Afasia: Distúrbio de linguagem causado por lesão cerebral que afeta a produçao e/ou a compreensão da linguagem escrita ou falada.
Apraxia: Deficiência do movimento organizado e controlado ou de planejamento moto não explicado por comprometimento.
Disartria: Fraqueza na articulação da fala. Resulta em fala arrasta, dificuldade nas funções motoras orais, como alimentar-se. Tem as expressões faciais alteradas. Apresenta o cognitivo intacto.
Disfagia: Dificuldade na deglutição. Apresenta risco de broncoaspiração.
Fasciculação: Movimentos rápidos de contração em uma porção do músculo, ocorrendo irregularmente no tempo e no local.

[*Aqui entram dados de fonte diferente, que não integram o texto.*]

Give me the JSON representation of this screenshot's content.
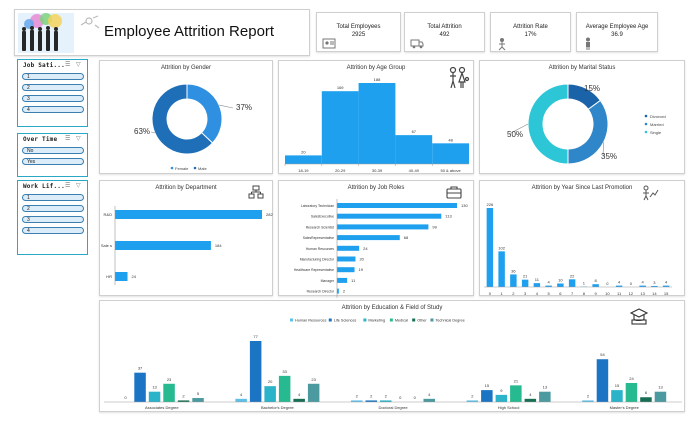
{
  "header": {
    "title": "Employee Attrition Report"
  },
  "kpis": [
    {
      "label": "Total Employees",
      "value": "2925",
      "icon": "id-card-icon"
    },
    {
      "label": "Total Attrition",
      "value": "492",
      "icon": "truck-icon"
    },
    {
      "label": "Attrition Rate",
      "value": "17%",
      "icon": "person-icon"
    },
    {
      "label": "Average Employee Age",
      "value": "36.9",
      "icon": "person-standing-icon"
    }
  ],
  "slicers": [
    {
      "title": "Job Sati...",
      "items": [
        "1",
        "2",
        "3",
        "4"
      ]
    },
    {
      "title": "Over Time",
      "items": [
        "No",
        "Yes"
      ]
    },
    {
      "title": "Work Lif...",
      "items": [
        "1",
        "2",
        "3",
        "4"
      ]
    }
  ],
  "chart_data": [
    {
      "id": "gender",
      "type": "pie",
      "title": "Attrition by Gender",
      "categories": [
        "Female",
        "Male"
      ],
      "values": [
        37,
        63
      ],
      "unit": "%",
      "labels": [
        "37%",
        "63%"
      ],
      "colors": [
        "#2f8fe0",
        "#1f6fb8"
      ],
      "legend": "bottom"
    },
    {
      "id": "age",
      "type": "bar",
      "title": "Attrition by Age Group",
      "categories": [
        "18-19",
        "20-29",
        "30-39",
        "40-49",
        "50 & above"
      ],
      "values": [
        20,
        169,
        188,
        67,
        48
      ],
      "color": "#1ea0ef"
    },
    {
      "id": "marital",
      "type": "pie",
      "title": "Attrition by Marital Status",
      "categories": [
        "Divorced",
        "Married",
        "Single"
      ],
      "values": [
        15,
        35,
        50
      ],
      "labels": [
        "15%",
        "35%",
        "50%"
      ],
      "colors": [
        "#1a63a8",
        "#2f86c8",
        "#2cc6d6"
      ],
      "legend": "right"
    },
    {
      "id": "department",
      "type": "bar",
      "orientation": "horizontal",
      "title": "Attrition by Department",
      "categories": [
        "R&D",
        "Sale s",
        "HR"
      ],
      "values": [
        282,
        184,
        24
      ],
      "color": "#1ea0ef"
    },
    {
      "id": "jobroles",
      "type": "bar",
      "orientation": "horizontal",
      "title": "Attrition by Job Roles",
      "categories": [
        "Laboratory Technician",
        "SalesExecutive",
        "Research Scientist",
        "SalesRepresentative",
        "Human Resources",
        "Manufacturing Director",
        "Healthcare Representative",
        "Manager",
        "Research Director"
      ],
      "values": [
        130,
        113,
        99,
        68,
        24,
        20,
        19,
        11,
        2
      ],
      "color": "#1ea0ef"
    },
    {
      "id": "promotion",
      "type": "bar",
      "title": "Attrition by Year Since Last Promotion",
      "categories": [
        "0",
        "1",
        "2",
        "3",
        "4",
        "5",
        "6",
        "7",
        "8",
        "9",
        "10",
        "11",
        "12",
        "13",
        "14",
        "15"
      ],
      "values": [
        226,
        102,
        36,
        21,
        11,
        4,
        10,
        22,
        1,
        8,
        0,
        4,
        0,
        4,
        3,
        4
      ],
      "color": "#1ea0ef"
    },
    {
      "id": "education",
      "type": "bar",
      "title": "Attrition by Education & Field of Study",
      "categories": [
        "Associates Degree",
        "Bachelor's Degree",
        "Doctoral Degree",
        "High School",
        "Master's Degree"
      ],
      "series": [
        {
          "name": "Human Resources",
          "values": [
            0,
            4,
            2,
            2,
            2
          ],
          "color": "#5ec0e8"
        },
        {
          "name": "Life Sciences",
          "values": [
            37,
            77,
            2,
            15,
            54
          ],
          "color": "#1c74c4"
        },
        {
          "name": "Marketing",
          "values": [
            13,
            20,
            2,
            9,
            15
          ],
          "color": "#2ab3c9"
        },
        {
          "name": "Medical",
          "values": [
            23,
            33,
            0,
            21,
            24
          ],
          "color": "#27b990"
        },
        {
          "name": "Other",
          "values": [
            2,
            4,
            0,
            4,
            6
          ],
          "color": "#176e54"
        },
        {
          "name": "Technical Degree",
          "values": [
            5,
            23,
            4,
            13,
            13
          ],
          "color": "#4a9aa0"
        }
      ],
      "legend": "top"
    }
  ]
}
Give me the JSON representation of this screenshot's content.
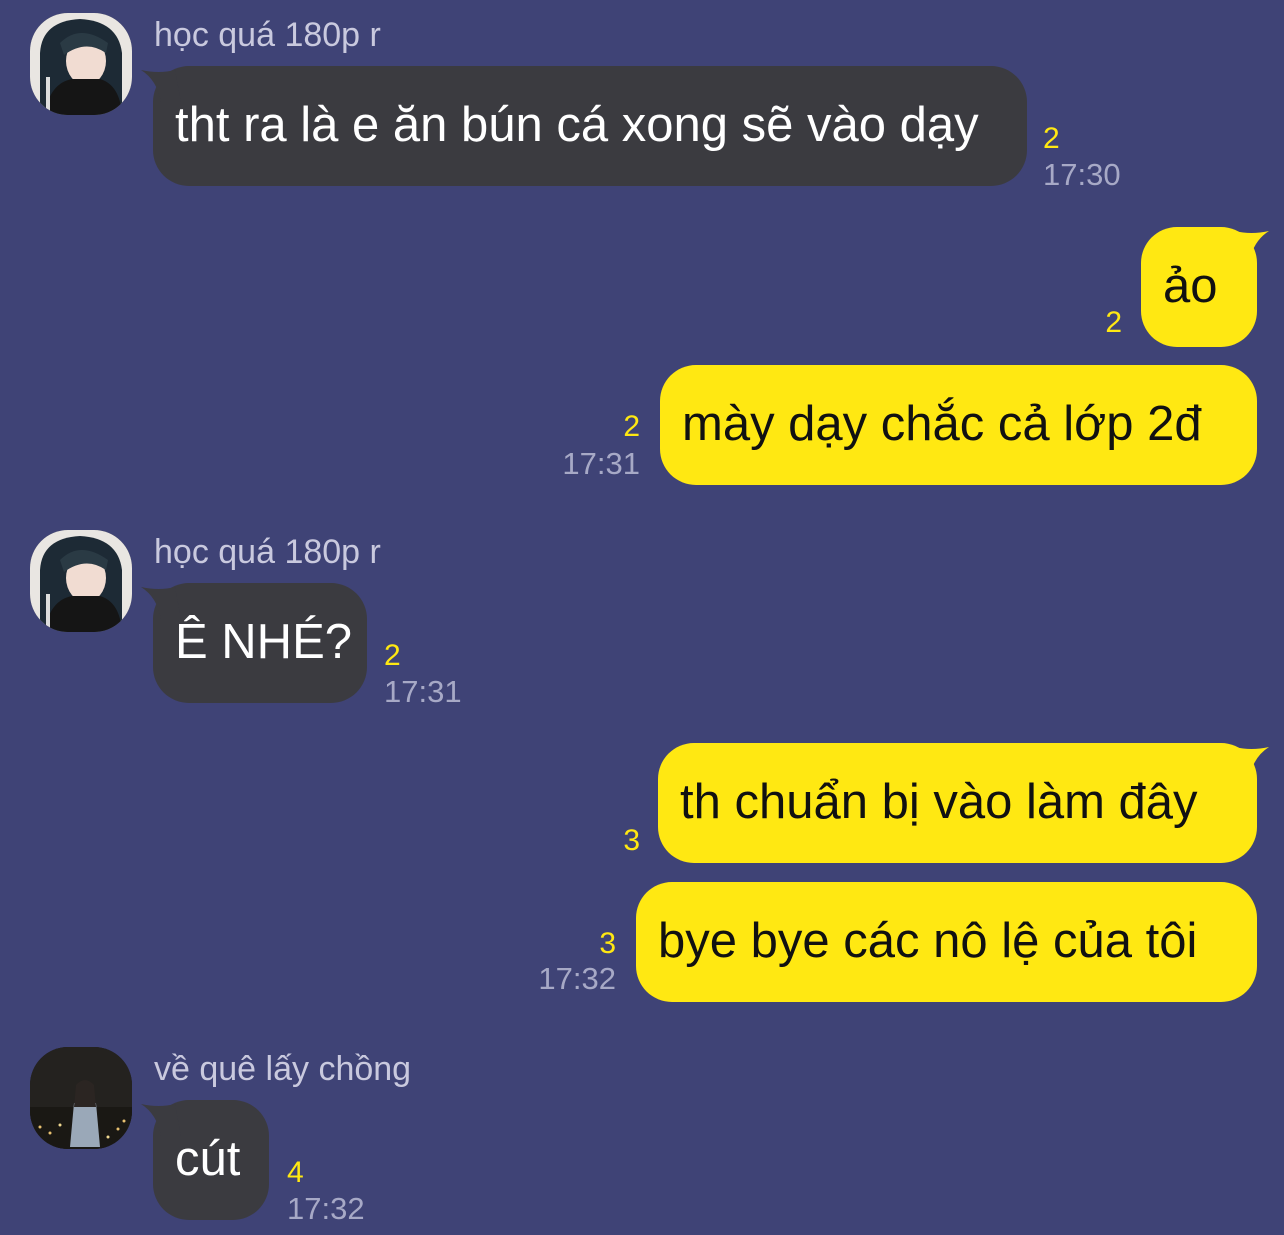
{
  "colors": {
    "background": "#3f4376",
    "incoming_bubble": "#3b3b40",
    "outgoing_bubble": "#ffe812",
    "unread_count": "#ffe812",
    "timestamp": "#a7a9c6",
    "sender_name": "#c9c9de"
  },
  "messages": [
    {
      "sender": "học quá 180p r",
      "text": "tht ra là e ăn bún cá xong sẽ vào dạy",
      "unread": "2",
      "time": "17:30"
    },
    {
      "text": "ảo",
      "unread": "2"
    },
    {
      "text": "mày dạy chắc cả lớp 2đ",
      "unread": "2",
      "time": "17:31"
    },
    {
      "sender": "học quá 180p r",
      "text": "Ê NHÉ?",
      "unread": "2",
      "time": "17:31"
    },
    {
      "text": "th chuẩn bị vào làm đây",
      "unread": "3"
    },
    {
      "text": "bye bye các nô lệ của tôi",
      "unread": "3",
      "time": "17:32"
    },
    {
      "sender": "về quê lấy chồng",
      "text": "cút",
      "unread": "4",
      "time": "17:32"
    }
  ],
  "avatars": [
    "avatar-girl-icon",
    "avatar-girl-icon",
    "avatar-city-night-icon"
  ]
}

Hemiparesia: Fraqueza ou paralisia parcial de um lado do corpo causada por lesão cerebral.
Hemiplegia: Paralisia em um lado do corpo causada oir lesão cerebral.
Isquemia: Perda de fluxo de vaso sanguineo através de um vaso cujo resultado é um suprimento insuficiente de sangue e oxigênio aos tecidos circundantes como ocrre quando um coágulo singuineo bloqueia uma artéria cerebral.
Mialgia: Dor em um músculo.
Subluxação do ombro: Deslocamento incompleto do úmero fora da articulação glenoumeral causado por fraqueza, estiramento ou tônus anormal nos músculos escapuloumeral e/ou escapulares.
Referências biblioráficas
PEDRETTI, L. W.; EARLY, M. B. Terapia Ocupacional: capacidades práticas para as disfunções físicas. 5.ed. São Paulo: Roca, 2004, 1092p.
RADOMSKI, M. V.; TROMBLY, C. A. Terapia Ocupacional para disfunções físicas. 6.ed. São Paulo: Editora Santos. Tradução de Occupational Therapy for Physical Dysfunction. 2013, 1458p.
WILLARD & SPACKMAN; CREPEAU, E. B.; COHN, E. S.; SCHELL, B. A. B: Terapia Ocupacional. 11.ed. Rio de Janeiro: Guanabara Koogan, 2011, 1208p.